Tuesday, November 27, 2012

Don't Overstuff Your Great Idea.

Many of us just spent Thanksgiving over-indulging on turkey, pecan pie, and dinner rolls.  I know that I certainly overstuffed myself, so that I could try at least a little bit of every single dish that crossed my path; who knew that there were so many possible varieties of casseroles in the world?  So, now I’m faced with the unfortunate choice of either buying bigger clothes or of subsisting on green leafy things for a couple weeks (until we do this all over again at Christmastime).

In product development, there can also be a temptation to overstuff.  In this case, we’re not talking about your aunt’s casseroles, but about all the wonderful features that a new product could have.  It’s very easy to want to add a new feature, use a new material, or grab a new marketing claim, because any one of these things could be the key to opening a new market space or outshining the competition.  Such changes and additions can be costly, and may or may not be justified, even if they increase market share.

To protect the innocent and the guilty in the following example, I’ve blended a few stories and changed industries, but this amalgam of anecdotes is representative of a situation I see all too often in product development. 
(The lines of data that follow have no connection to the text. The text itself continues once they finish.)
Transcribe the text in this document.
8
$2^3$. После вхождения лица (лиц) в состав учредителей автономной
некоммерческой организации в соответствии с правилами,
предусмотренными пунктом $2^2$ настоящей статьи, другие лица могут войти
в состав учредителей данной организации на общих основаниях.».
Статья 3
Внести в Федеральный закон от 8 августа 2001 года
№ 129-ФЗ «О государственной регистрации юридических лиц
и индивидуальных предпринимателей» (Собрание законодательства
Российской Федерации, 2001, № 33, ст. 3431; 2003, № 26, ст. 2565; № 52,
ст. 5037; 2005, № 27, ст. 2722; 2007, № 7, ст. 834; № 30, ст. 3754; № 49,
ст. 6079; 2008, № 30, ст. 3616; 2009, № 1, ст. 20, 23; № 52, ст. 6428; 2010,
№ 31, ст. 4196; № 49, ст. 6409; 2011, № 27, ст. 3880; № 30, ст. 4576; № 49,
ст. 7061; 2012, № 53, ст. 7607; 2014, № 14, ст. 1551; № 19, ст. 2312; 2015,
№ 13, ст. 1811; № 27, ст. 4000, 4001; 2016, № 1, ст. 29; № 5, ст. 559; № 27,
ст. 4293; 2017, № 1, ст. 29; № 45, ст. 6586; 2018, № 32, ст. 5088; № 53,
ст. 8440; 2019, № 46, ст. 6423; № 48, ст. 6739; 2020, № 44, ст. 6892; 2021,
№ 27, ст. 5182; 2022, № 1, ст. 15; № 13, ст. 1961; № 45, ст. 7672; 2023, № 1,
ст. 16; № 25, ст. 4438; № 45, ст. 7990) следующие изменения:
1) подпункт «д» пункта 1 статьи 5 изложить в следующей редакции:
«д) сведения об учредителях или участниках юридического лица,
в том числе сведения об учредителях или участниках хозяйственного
The client’s new tea kettle product concept was developing nicely.  It had some revolutionary new features, and was going out under a powerful brand name.  It would surely make a splash at the industry trade show.  But, a few months before the schedule called for tooling release, the client had a few epiphanies. 

Couldn’t we add a feature that let consumers make coffee using those cool Keurig cups? 

Well, yes, but the schedule…

Could we change the interface to a touchscreen, because the CEO really likes the idea of a touchscreen? 

Well, yes, but the schedule… 

‘We just want to launch a perfect product, even if that means pushing the schedule back.’ 


So, we pulled the development back a few levels, added the desired features, and launched a fantastic product, a year later.  The product entered the market and did well.  But, what about the year of sales and market opportunity that was lost while overstuffing the product with new features?  The product could easily have launched on schedule per the original specs, and been very successful.  Then, the company could have released the “super” version a year later and had two successful products on the market.
Bottom line is that every situation is different.  Often, though, it makes better sense from a business standpoint to launch a good product, then launch a great one, rather than continuing to develop and overstuff with features in search of the unattainable “perfect” product.


  1. Excellent point. I agree with you 0ne hundred percent.

  2. One thing you didn't discuss is the potential for increased costs for reverse logistics, customer care, and overall customer dissatisfaction with the new features if they don't work or create returns. The more you put into a product, the more there is to fail.

  3. Gefryjr, you're absolutely right! A lot of times, product developers like to be on the leading edge of new technologies and features, but they often end up on the bleeding edge. They end up making all the mistakes and paying for them. Then a competitor comes along and puts a product out without going through such a steep learning curve.